Gillett is demanding a meeting with federal fisheries minister Dominic LeBlanc to discuss problems in the inshore fishery.
“Fisheries and Oceans Canada (DFO) recognizes the right of individuals to protest and voice their positions in a reasonable manner,” DFO said. “It is of course concerning when anyone takes a course of action such as the one Mr. Gillett is pursuing, and we share the public’s concern for his health.
“We understand that this is a difficult time for the fish harvesters and communities affected by recent fisheries management decisions, and we are always willing to listen to and work with them.
“The Minister of Fisheries, Oceans and the Canadian Coast Guard, Dominic LeBlanc, has been kept apprised of the situation in Newfoundland and Labrador, and of Mr. Gillett’s actions in recent days.
“Yesterday, senior regional officials had a substantive meeting with Mr. Gillett and Mr. (Ryan) Cleary. They constructively and respectfully discussed a wide range of issues.
“Fisheries management decisions are made in a transparent manner. Fish harvesters sit at the table with our scientists when reviewing the state of fish stocks, and the results of science assessments are shared publicly. Budget 2016 made an investment of $197M over five years in oceans and freshwater science, allowing the creation of 18 new research positions in Newfoundland and Labrador alone. This is allowing us to conduct more ecosystems research and improve our stock assessments on commercial species.

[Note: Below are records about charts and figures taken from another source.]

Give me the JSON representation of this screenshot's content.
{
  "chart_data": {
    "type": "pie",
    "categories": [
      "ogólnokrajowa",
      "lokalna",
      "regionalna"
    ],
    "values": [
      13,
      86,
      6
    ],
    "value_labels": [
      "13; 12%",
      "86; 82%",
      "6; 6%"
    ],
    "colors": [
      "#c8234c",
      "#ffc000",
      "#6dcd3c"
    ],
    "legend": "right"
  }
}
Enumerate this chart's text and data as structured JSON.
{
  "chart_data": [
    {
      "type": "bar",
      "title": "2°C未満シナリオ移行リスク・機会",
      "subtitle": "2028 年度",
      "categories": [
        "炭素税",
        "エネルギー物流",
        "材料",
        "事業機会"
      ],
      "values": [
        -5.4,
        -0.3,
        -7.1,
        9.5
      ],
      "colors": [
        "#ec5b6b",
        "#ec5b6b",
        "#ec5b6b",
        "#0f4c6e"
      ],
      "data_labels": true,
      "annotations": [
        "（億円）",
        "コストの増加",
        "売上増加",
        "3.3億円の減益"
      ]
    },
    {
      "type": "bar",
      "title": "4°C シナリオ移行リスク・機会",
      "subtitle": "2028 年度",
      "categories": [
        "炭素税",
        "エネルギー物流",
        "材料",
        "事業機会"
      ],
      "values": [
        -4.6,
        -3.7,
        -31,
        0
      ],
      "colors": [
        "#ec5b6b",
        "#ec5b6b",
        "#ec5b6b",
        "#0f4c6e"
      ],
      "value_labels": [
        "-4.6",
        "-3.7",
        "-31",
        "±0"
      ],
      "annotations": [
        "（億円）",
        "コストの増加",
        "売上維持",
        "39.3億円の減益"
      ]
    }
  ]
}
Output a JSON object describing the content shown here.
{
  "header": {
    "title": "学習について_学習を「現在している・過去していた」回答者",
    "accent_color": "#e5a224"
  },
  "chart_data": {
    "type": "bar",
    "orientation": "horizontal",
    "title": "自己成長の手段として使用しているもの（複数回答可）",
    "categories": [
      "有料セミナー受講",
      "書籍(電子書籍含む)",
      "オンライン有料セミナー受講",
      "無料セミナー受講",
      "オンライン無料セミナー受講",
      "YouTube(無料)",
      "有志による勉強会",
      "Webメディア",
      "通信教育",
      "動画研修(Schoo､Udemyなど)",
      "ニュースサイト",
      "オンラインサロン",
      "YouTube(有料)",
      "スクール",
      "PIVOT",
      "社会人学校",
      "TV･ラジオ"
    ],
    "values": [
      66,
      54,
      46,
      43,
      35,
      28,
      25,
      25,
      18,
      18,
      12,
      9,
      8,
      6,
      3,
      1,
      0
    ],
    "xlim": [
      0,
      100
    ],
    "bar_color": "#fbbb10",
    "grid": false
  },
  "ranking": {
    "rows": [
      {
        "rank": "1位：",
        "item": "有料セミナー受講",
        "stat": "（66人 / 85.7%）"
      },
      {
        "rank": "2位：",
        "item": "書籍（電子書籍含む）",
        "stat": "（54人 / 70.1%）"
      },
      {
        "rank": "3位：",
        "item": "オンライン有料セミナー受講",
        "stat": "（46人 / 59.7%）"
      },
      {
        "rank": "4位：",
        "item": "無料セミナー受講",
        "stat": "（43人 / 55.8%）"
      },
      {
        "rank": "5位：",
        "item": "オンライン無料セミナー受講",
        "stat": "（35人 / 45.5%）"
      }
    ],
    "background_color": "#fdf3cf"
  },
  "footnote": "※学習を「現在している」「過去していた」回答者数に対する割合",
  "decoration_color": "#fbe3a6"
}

“Our fisheries management decisions are evidence-based, and their ultimate goal is to conserve our important public resources so that they are available now and for future generations of Canadian fishers. In making these decisions, we consider all relevant information, including science advice that is in keeping with the Precautionary Approach, as well as social and economic factors. We have a robust consultation process that hears the views and opinions of representatives from all sectors of the fish industry, Indigenous groups, and other stakeholders, and takes these into account when making management decisions. Overall, the Total Allowable Catch (TAC) amounts are set in order to preserve these important resources now and for generations to come.
“With regard to the relationship between DFO and bargaining agents, it is important to note that the certification of bargaining agents is the decision of fishers in conjunction with provincial legislation. DFO works collaboratively with whomever fishers choose to represent them.”